Dos pequeños murciélagos se asomaron, curiosos. Como buenos mamíferos fueron a olisquear a las vacas, que empezaron a revolverse inquietas y mugir más fuerte, con los ojos muy abiertos mirando de costado.

Mostrando un aleteo torpe, uno fue a posarse sobre una de ellas y la mordió; la vaca se revolvió asustada, lanzando un mugido que bajó por la ladera y se perdió entre los árboles; el murciélago con sus dientes llenos de sangre fue saltando de una a otra. Las vacas se arremolinaron, le pusieron las ancas y armaron un concierto de mugidos y bufidos, atropellándose entre ellas, temblorosas por el dolor y la sorpresa.
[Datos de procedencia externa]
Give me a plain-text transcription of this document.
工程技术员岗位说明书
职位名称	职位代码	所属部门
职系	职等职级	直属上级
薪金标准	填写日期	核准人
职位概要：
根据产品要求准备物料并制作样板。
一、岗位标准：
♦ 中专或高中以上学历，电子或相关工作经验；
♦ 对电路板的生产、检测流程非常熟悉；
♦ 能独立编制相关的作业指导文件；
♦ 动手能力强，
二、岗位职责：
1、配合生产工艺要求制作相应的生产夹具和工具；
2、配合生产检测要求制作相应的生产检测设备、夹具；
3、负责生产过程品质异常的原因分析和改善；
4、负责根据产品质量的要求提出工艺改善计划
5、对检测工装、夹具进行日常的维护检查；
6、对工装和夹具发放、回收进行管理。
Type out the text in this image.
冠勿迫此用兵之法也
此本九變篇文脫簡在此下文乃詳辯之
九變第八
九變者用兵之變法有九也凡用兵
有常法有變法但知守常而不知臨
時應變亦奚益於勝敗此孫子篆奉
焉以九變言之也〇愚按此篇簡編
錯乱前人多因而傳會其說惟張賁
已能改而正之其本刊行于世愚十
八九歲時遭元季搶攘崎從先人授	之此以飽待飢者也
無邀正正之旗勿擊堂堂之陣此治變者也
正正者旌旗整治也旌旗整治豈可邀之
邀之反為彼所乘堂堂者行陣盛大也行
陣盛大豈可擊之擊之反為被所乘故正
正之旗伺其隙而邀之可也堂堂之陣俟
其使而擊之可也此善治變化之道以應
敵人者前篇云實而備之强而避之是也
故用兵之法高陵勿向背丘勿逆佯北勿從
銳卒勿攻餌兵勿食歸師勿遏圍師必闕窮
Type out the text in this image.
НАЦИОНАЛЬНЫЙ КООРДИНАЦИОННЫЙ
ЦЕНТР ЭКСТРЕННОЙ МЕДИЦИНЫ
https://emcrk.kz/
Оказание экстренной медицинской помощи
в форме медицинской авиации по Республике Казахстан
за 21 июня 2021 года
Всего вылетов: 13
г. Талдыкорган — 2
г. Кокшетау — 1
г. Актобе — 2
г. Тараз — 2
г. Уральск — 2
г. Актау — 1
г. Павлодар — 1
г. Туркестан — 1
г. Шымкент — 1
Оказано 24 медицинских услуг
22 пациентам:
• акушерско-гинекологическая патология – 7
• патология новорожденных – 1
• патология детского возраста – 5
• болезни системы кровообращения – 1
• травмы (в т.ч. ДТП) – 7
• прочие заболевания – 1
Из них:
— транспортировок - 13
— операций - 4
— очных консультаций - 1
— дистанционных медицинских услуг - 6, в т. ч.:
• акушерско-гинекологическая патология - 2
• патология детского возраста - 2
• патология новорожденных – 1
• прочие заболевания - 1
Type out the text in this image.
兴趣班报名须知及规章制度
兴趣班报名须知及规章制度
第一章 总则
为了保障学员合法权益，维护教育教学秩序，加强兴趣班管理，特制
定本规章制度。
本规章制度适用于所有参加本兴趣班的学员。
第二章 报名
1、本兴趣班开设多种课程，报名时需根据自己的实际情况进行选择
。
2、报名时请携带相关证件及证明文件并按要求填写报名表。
Otros murciélagos de la colonia salieron, atraídos por el olor de la sangre, el ruido y el movimiento; ya eran una mancha furiosa encima de los animales.

Hasta que uno se fue derecho a la cabeza de Feliciano y lo mordió. Al instante éste se puso de pié gritando, sacudiendo las manos:

—¡Cha que lo parió! ¡Me mordió, carajo!

Con sus gritos los ahuyentó: se retiraron con un volar raro, como borrachos trastabillando entre los árboles. Feliciano se secó la sangre con un pañuelo grasiento que sacó del bolsillo posterior de su bombacha. Luego corrió a juntar sus vacas dispersas, arriándolas a los gritos.

 Examinó sus lomos, secó la sangre de sus heridas, y luego, de muy mal humor, enfiló hacia el rancho.